$A$ cylindrical log of wood of height $h$ and area of cross-section $A$ floats in water. It is pressed and then released. Show that the log would execute $SHM$ with a time period $T = 2\pi \sqrt{\frac{m}{A\rho g}}$,where $m$ is the mass of the body and $\rho$ is the density of the liquid.

(N/A) Let the log be pressed downward by a small displacement $y$. The additional volume of liquid displaced by the log is $V_{disp} = A \times y$.
The additional buoyant force $F_b$ acting on the log due to this extra displaced volume is equal to the weight of the displaced liquid:
$F_b = V_{disp} \times \rho \times g = (A \times y) \times \rho \times g = (A \rho g) y$.
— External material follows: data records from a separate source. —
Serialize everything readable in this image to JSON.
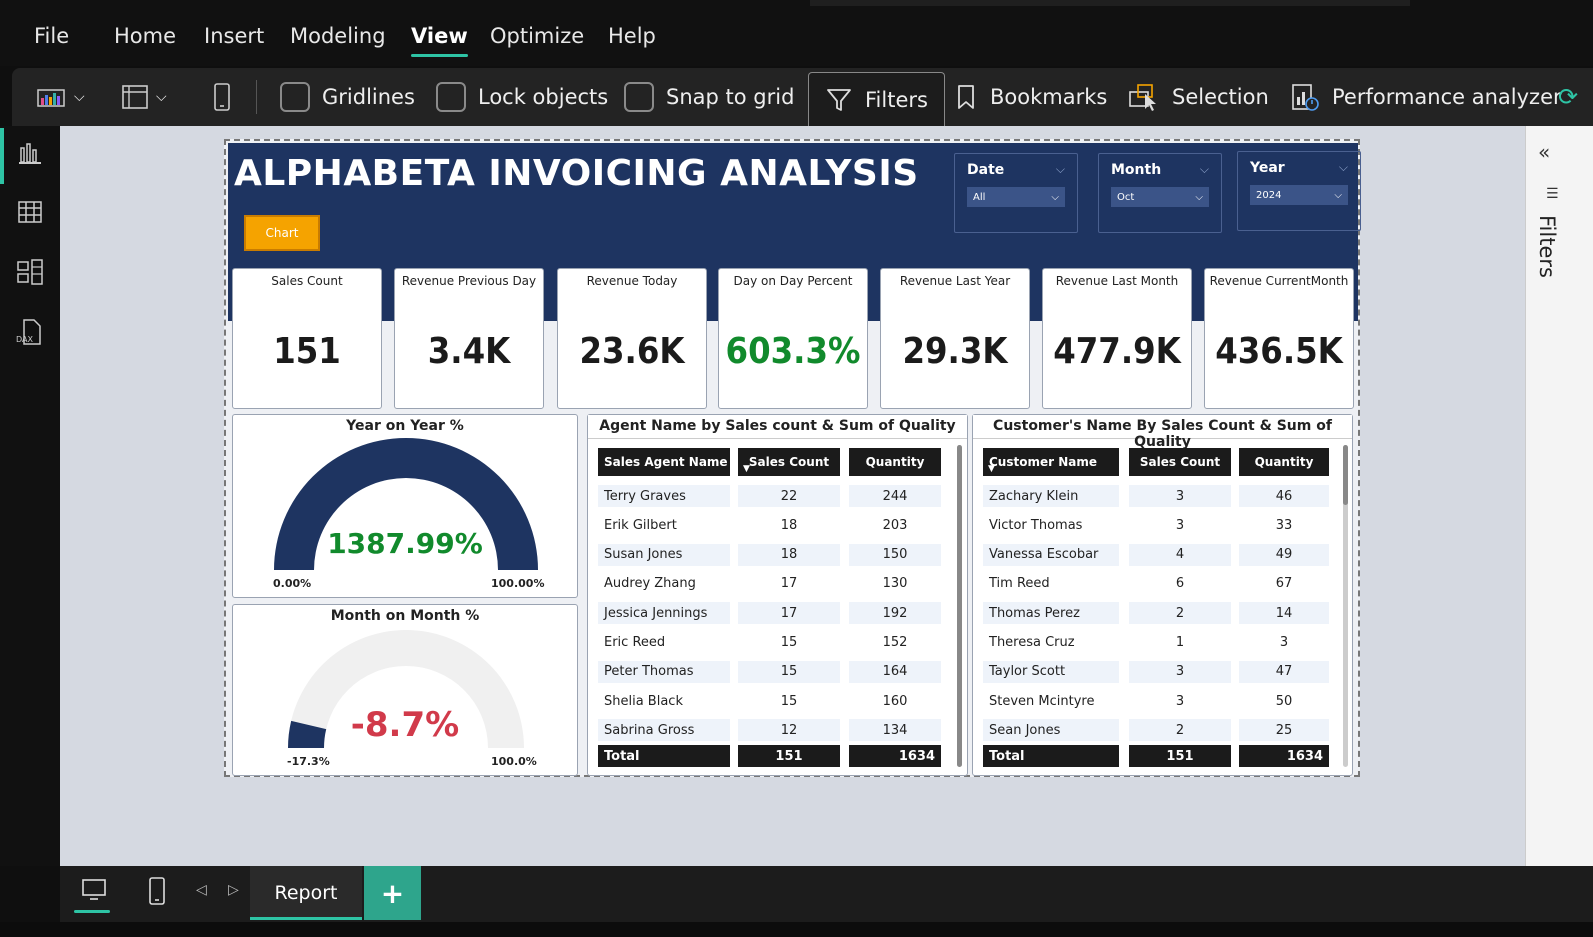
{
  "menu": {
    "items": [
      {
        "label": "File"
      },
      {
        "label": "Home"
      },
      {
        "label": "Insert"
      },
      {
        "label": "Modeling"
      },
      {
        "label": "View"
      },
      {
        "label": "Optimize"
      },
      {
        "label": "Help"
      }
    ],
    "active": "View"
  },
  "ribbon": {
    "gridlines": "Gridlines",
    "lock_objects": "Lock objects",
    "snap_to_grid": "Snap to grid",
    "filters": "Filters",
    "bookmarks": "Bookmarks",
    "selection": "Selection",
    "performance": "Performance analyzer"
  },
  "right_pane": {
    "label": "Filters"
  },
  "report": {
    "title": "ALPHABETA INVOICING ANALYSIS",
    "chart_button": "Chart",
    "slicers": [
      {
        "title": "Date",
        "value": "All"
      },
      {
        "title": "Month",
        "value": "Oct"
      },
      {
        "title": "Year",
        "value": "2024"
      }
    ],
    "kpis": [
      {
        "label": "Sales Count",
        "value": "151"
      },
      {
        "label": "Revenue Previous Day",
        "value": "3.4K"
      },
      {
        "label": "Revenue Today",
        "value": "23.6K"
      },
      {
        "label": "Day on Day Percent",
        "value": "603.3%"
      },
      {
        "label": "Revenue Last Year",
        "value": "29.3K"
      },
      {
        "label": "Revenue Last Month",
        "value": "477.9K"
      },
      {
        "label": "Revenue CurrentMonth",
        "value": "436.5K"
      }
    ],
    "gauges": {
      "yoy": {
        "title": "Year on Year %",
        "value": "1387.99%",
        "min": "0.00%",
        "max": "100.00%",
        "fill_fraction": 1.0,
        "color": "#1e3461",
        "value_color": "#118a2c"
      },
      "mom": {
        "title": "Month on Month %",
        "value": "-8.7%",
        "min": "-17.3%",
        "max": "100.0%",
        "fill_fraction": 0.074,
        "color": "#1e3461",
        "value_color": "#d13a4a"
      }
    },
    "agent_table": {
      "title": "Agent Name by Sales count & Sum of Quality",
      "headers": [
        "Sales Agent Name",
        "Sales Count",
        "Quantity"
      ],
      "rows": [
        [
          "Terry Graves",
          "22",
          "244"
        ],
        [
          "Erik Gilbert",
          "18",
          "203"
        ],
        [
          "Susan Jones",
          "18",
          "150"
        ],
        [
          "Audrey Zhang",
          "17",
          "130"
        ],
        [
          "Jessica Jennings",
          "17",
          "192"
        ],
        [
          "Eric Reed",
          "15",
          "152"
        ],
        [
          "Peter Thomas",
          "15",
          "164"
        ],
        [
          "Shelia Black",
          "15",
          "160"
        ],
        [
          "Sabrina Gross",
          "12",
          "134"
        ]
      ],
      "total": [
        "Total",
        "151",
        "1634"
      ]
    },
    "customer_table": {
      "title": "Customer's Name By Sales Count & Sum of Quality",
      "headers": [
        "Customer Name",
        "Sales Count",
        "Quantity"
      ],
      "rows": [
        [
          "Zachary Klein",
          "3",
          "46"
        ],
        [
          "Victor Thomas",
          "3",
          "33"
        ],
        [
          "Vanessa Escobar",
          "4",
          "49"
        ],
        [
          "Tim Reed",
          "6",
          "67"
        ],
        [
          "Thomas Perez",
          "2",
          "14"
        ],
        [
          "Theresa Cruz",
          "1",
          "3"
        ],
        [
          "Taylor Scott",
          "3",
          "47"
        ],
        [
          "Steven Mcintyre",
          "3",
          "50"
        ],
        [
          "Sean Jones",
          "2",
          "25"
        ]
      ],
      "total": [
        "Total",
        "151",
        "1634"
      ]
    }
  },
  "bottom": {
    "tab": "Report",
    "add": "+"
  },
  "colors": {
    "accent": "#2ec4a5",
    "navy": "#1e3461",
    "green": "#118a2c",
    "red": "#d13a4a",
    "orange": "#f5a300"
  }
}
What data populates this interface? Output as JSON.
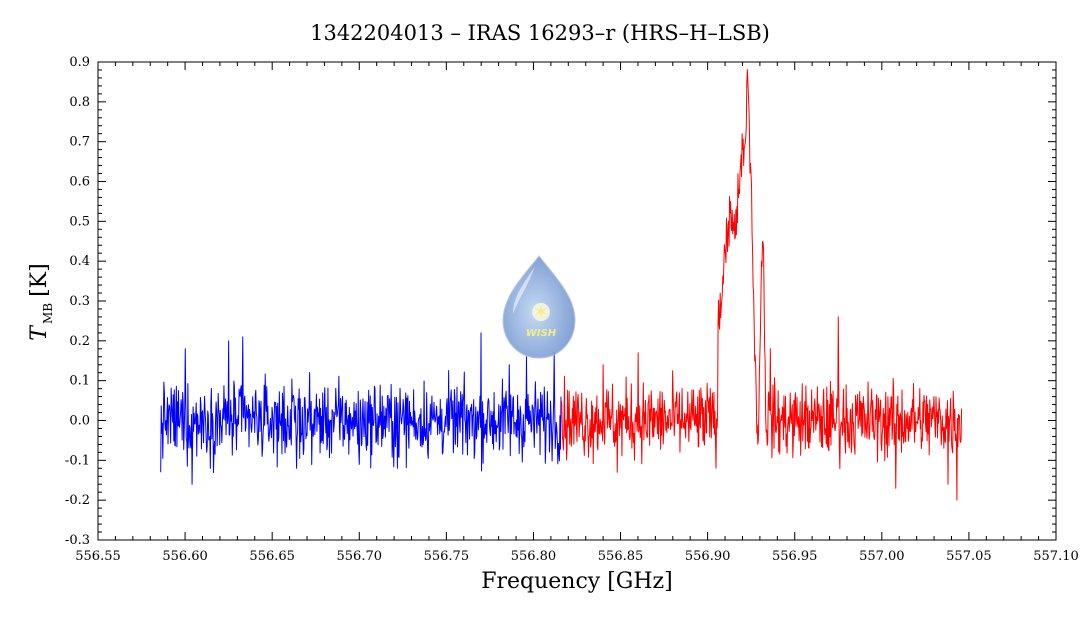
{
  "chart_data": {
    "type": "line",
    "title": "1342204013 – IRAS 16293–r (HRS–H–LSB)",
    "xlabel": "Frequency [GHz]",
    "ylabel": {
      "symbol": "T",
      "subscript": "MB",
      "unit": "[K]"
    },
    "xlim": [
      556.55,
      557.1
    ],
    "ylim": [
      -0.3,
      0.9
    ],
    "x_ticks": [
      "556.55",
      "556.60",
      "556.65",
      "556.70",
      "556.75",
      "556.80",
      "556.85",
      "556.90",
      "556.95",
      "557.00",
      "557.05",
      "557.10"
    ],
    "y_ticks": [
      "-0.3",
      "-0.2",
      "-0.1",
      "0.0",
      "0.1",
      "0.2",
      "0.3",
      "0.4",
      "0.5",
      "0.6",
      "0.7",
      "0.8",
      "0.9"
    ],
    "grid": false,
    "series": [
      {
        "color": "#0000ff",
        "x_range": [
          556.586,
          556.816
        ],
        "noise_rms": 0.065,
        "baseline": 0.0,
        "samples": [
          [
            556.586,
            -0.13
          ],
          [
            556.6,
            0.18
          ],
          [
            556.604,
            -0.16
          ],
          [
            556.625,
            0.2
          ],
          [
            556.633,
            0.21
          ],
          [
            556.664,
            -0.12
          ],
          [
            556.7,
            -0.11
          ],
          [
            556.722,
            -0.12
          ],
          [
            556.77,
            0.22
          ],
          [
            556.786,
            0.14
          ],
          [
            556.796,
            0.16
          ],
          [
            556.812,
            0.17
          ],
          [
            556.816,
            0.06
          ]
        ]
      },
      {
        "color": "#ff0000",
        "x_range": [
          556.816,
          557.046
        ],
        "noise_rms": 0.065,
        "baseline": 0.0,
        "samples": [
          [
            556.816,
            0.05
          ],
          [
            556.84,
            0.14
          ],
          [
            556.848,
            -0.13
          ],
          [
            556.86,
            0.17
          ],
          [
            556.9,
            0.05
          ],
          [
            556.906,
            0.25
          ],
          [
            556.908,
            0.3
          ],
          [
            556.91,
            0.43
          ],
          [
            556.913,
            0.52
          ],
          [
            556.916,
            0.46
          ],
          [
            556.918,
            0.58
          ],
          [
            556.92,
            0.68
          ],
          [
            556.922,
            0.71
          ],
          [
            556.923,
            0.85
          ],
          [
            556.925,
            0.62
          ],
          [
            556.927,
            0.15
          ],
          [
            556.929,
            -0.05
          ],
          [
            556.931,
            0.4
          ],
          [
            556.932,
            0.43
          ],
          [
            556.933,
            0.15
          ],
          [
            556.936,
            0.18
          ],
          [
            556.975,
            0.26
          ],
          [
            557.008,
            -0.17
          ],
          [
            557.038,
            -0.16
          ],
          [
            557.043,
            -0.2
          ],
          [
            557.046,
            0.03
          ]
        ]
      }
    ]
  },
  "logo": {
    "name": "wish-logo",
    "text": "WISH"
  }
}
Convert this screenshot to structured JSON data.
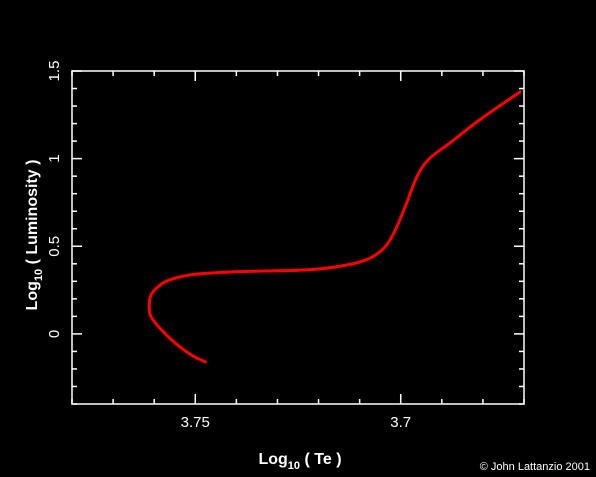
{
  "chart_data": {
    "type": "line",
    "xaxis": {
      "reversed": true,
      "xlim": [
        3.78,
        3.67
      ],
      "major_ticks": [
        3.75,
        3.7
      ],
      "tick_labels": [
        "3.75",
        "3.7"
      ],
      "label_main": "Log",
      "label_sub": "10",
      "label_rest": " ( Te )"
    },
    "yaxis": {
      "ylim": [
        -0.4,
        1.5
      ],
      "major_ticks": [
        0,
        0.5,
        1,
        1.5
      ],
      "tick_labels": [
        "0",
        "0.5",
        "1",
        "1.5"
      ],
      "label_main": "Log",
      "label_sub": "10",
      "label_rest": " ( Luminosity )"
    },
    "series": [
      {
        "color": "#ff0000",
        "x": [
          3.7475,
          3.751,
          3.755,
          3.7585,
          3.7608,
          3.7612,
          3.7608,
          3.759,
          3.756,
          3.75,
          3.74,
          3.73,
          3.72,
          3.71,
          3.705,
          3.702,
          3.699,
          3.696,
          3.693,
          3.688,
          3.682,
          3.676,
          3.671
        ],
        "y": [
          -0.16,
          -0.12,
          -0.05,
          0.03,
          0.1,
          0.16,
          0.22,
          0.27,
          0.31,
          0.34,
          0.355,
          0.36,
          0.37,
          0.41,
          0.47,
          0.56,
          0.72,
          0.9,
          1.0,
          1.09,
          1.2,
          1.3,
          1.38
        ]
      }
    ]
  },
  "credit": "© John Lattanzio 2001"
}
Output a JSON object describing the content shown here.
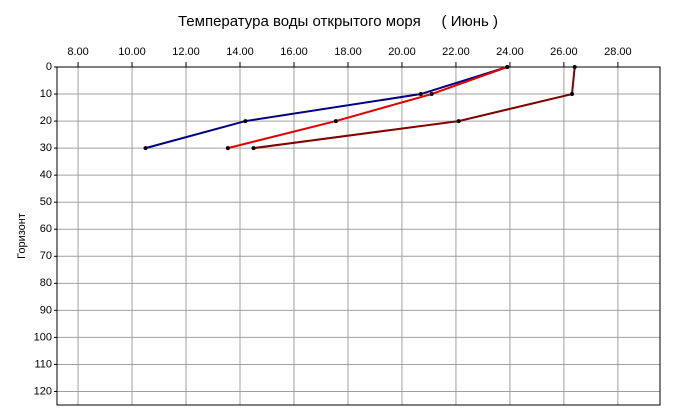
{
  "chart_data": {
    "type": "line",
    "title": "Температура воды открытого моря     ( Июнь )",
    "y_label": "Горизонт",
    "series": [
      {
        "color": "#000080",
        "x": [
          23.9,
          20.7,
          14.2,
          10.5
        ],
        "values": [
          0,
          10,
          20,
          30
        ]
      },
      {
        "color": "#e00000",
        "x": [
          23.9,
          21.1,
          17.55,
          13.55
        ],
        "values": [
          0,
          10,
          20,
          30
        ]
      },
      {
        "color": "#800000",
        "x": [
          26.4,
          26.3,
          22.1,
          14.5
        ],
        "values": [
          0,
          10,
          20,
          30
        ]
      }
    ],
    "xlim": [
      7.22,
      29.56
    ],
    "xticks": [
      {
        "value": 8,
        "label": "8.00"
      },
      {
        "value": 10,
        "label": "10.00"
      },
      {
        "value": 12,
        "label": "12.00"
      },
      {
        "value": 14,
        "label": "14.00"
      },
      {
        "value": 16,
        "label": "16.00"
      },
      {
        "value": 18,
        "label": "18.00"
      },
      {
        "value": 20,
        "label": "20.00"
      },
      {
        "value": 22,
        "label": "22.00"
      },
      {
        "value": 24,
        "label": "24.00"
      },
      {
        "value": 26,
        "label": "26.00"
      },
      {
        "value": 28,
        "label": "28.00"
      }
    ],
    "ylim": [
      0,
      125
    ],
    "yticks": [
      0,
      10,
      20,
      30,
      40,
      50,
      60,
      70,
      80,
      90,
      100,
      110,
      120
    ],
    "y_inverted": true,
    "grid": true
  }
}
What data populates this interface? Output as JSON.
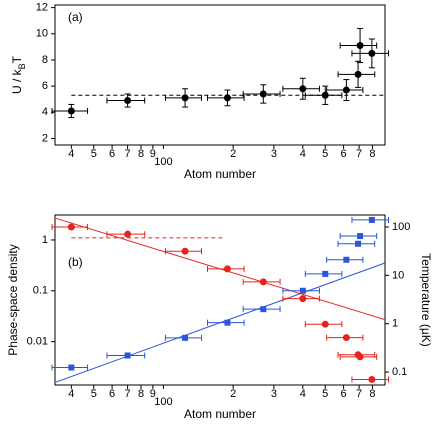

Since this buoyant force acts in the direction opposite to the displacement $y$,the restoring force $F$ is:
$F = - (A \rho g) y$.
This equation is of the form $F = -ky$,where $k = A \rho g$ is the effective force constant.
Since the restoring force is directly proportional to the displacement and directed towards the equilibrium position,the motion of the log is Simple Harmonic Motion $(SHM)$.
The time period $T$ of $SHM$ is given by:
$T = 2\pi \sqrt{\frac{m}{k}}$.
Substituting $k = A \rho g$ into the formula:
$T = 2\pi \sqrt{\frac{m}{A \rho g}}$.
Thus,it is proved that the log executes $SHM$ with the given time period.